I absolutely agree with my hon. Friend about the interpreters, and we are making some steps in the right direction there, but there are of course large numbers of other contractors of one sort or another, who in many cases serve right up at the frontline. To a greater or lesser degree they, too, should be covered by the terms of the military covenant.
My hon. Friend is absolutely right and I agree entirely with what he just said.
I want to bring in one other aspect: the fact that many, many young men and women from various other countries have served in Her Majesty’s uniform. Our recruitment system is blessed in having young men and women from all over the world who want to come and serve in our armed forces.

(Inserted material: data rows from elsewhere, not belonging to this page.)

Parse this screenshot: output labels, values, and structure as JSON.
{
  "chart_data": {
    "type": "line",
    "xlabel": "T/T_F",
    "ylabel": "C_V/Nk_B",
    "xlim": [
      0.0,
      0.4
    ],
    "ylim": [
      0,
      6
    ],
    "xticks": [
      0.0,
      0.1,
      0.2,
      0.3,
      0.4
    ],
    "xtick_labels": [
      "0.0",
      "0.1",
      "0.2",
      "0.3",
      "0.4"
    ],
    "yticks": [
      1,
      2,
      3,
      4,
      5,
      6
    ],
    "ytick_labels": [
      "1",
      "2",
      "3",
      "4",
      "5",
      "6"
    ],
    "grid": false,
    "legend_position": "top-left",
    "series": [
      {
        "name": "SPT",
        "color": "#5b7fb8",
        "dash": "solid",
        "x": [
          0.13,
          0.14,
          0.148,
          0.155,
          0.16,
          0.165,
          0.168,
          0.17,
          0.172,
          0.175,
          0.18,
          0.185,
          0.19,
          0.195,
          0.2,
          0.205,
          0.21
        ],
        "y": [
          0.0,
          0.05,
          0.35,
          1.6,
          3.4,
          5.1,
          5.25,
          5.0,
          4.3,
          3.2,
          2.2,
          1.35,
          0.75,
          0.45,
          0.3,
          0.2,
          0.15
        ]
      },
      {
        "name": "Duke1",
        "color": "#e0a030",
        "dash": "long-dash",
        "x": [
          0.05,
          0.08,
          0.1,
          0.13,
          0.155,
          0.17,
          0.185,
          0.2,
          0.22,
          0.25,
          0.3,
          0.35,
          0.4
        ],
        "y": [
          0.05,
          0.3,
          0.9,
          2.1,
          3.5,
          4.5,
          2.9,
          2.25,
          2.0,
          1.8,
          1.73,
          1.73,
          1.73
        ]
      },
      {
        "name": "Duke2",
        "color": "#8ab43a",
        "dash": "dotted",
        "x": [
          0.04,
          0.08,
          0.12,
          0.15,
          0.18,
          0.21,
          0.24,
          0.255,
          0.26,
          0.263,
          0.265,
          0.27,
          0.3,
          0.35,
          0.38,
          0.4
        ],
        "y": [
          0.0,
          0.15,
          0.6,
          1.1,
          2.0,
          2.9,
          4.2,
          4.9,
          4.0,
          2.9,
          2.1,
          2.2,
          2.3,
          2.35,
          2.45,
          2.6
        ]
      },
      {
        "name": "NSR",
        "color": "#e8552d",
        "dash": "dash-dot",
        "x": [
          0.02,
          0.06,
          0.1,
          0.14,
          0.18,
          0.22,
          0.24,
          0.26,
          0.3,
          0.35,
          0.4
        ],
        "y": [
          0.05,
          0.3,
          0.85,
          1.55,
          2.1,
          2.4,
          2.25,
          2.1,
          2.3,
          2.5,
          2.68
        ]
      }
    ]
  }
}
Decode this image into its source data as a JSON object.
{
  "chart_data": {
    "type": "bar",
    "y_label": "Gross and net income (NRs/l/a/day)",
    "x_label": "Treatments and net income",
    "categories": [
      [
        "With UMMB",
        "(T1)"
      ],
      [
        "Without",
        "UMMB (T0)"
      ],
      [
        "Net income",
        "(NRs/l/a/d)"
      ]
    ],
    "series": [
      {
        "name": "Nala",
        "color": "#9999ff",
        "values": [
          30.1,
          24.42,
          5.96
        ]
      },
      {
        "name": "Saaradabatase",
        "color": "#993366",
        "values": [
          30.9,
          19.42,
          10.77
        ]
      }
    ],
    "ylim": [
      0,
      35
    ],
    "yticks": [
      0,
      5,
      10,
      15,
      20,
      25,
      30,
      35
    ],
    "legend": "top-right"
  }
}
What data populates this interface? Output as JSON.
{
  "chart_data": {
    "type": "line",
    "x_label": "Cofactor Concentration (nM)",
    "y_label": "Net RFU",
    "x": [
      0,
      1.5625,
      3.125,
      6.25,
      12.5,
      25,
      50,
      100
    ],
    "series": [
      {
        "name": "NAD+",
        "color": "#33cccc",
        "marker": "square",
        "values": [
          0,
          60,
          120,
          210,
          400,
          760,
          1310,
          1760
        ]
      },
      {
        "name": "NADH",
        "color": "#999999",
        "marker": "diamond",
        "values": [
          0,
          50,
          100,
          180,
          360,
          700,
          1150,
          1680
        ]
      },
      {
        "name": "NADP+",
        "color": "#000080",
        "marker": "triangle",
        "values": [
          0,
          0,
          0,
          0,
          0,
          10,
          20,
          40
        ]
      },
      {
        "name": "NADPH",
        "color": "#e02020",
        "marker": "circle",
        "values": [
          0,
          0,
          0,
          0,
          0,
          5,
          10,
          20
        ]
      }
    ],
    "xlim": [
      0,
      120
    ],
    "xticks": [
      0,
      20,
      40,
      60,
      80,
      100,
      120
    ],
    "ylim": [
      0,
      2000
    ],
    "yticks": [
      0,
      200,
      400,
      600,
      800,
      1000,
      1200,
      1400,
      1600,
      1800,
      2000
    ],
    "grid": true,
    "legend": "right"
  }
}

My information may be out of date, but when I joined the armed forces, more men and women from the Republic of Ireland were serving in the British Army than were in the Republic’s army. Those young men and women, who serve in the Queen’s uniform, deserve as much protection as we can give them. Ireland is an independent state, and quite rightly so, but it is absolutely right that Her Majesty’s Government should recognise their service and, where appropriate, offer the same support through the covenant that British servicemen would enjoy anywhere else. The same is true of Nigeria, Nepal or South Africa. Young men and women have come from those countries, sometimes in great numbers, and served alongside us. I urge the Minister to look very closely at how, through the Foreign Office and the Department for International Development, Her Majesty’s Government can support communities that have sent young men and women to fight alongside ours.
Finally, I should say that the covenant is not always essential, because some of us have benefited disproportionately from our armed service. I have benefited massively from the camaraderie. I have benefited hugely from the education and the training. I have benefited completely from the moral ethos and the integrity that has, quite rightly, been rammed into us all. Military service is not a disadvantage. It is not a handicap. It is in no way something that should hold one back. It does not. In the vast majority of cases, military service empowers, enables and liberates people. It takes young men and women, often those who have been failed by the civilian services in our society, and gives them the leg up that they always needed, and a sense of discipline and purpose. The covenant is not a negative. It is not always about correcting a fault. It is about recognising where we can do that little bit more.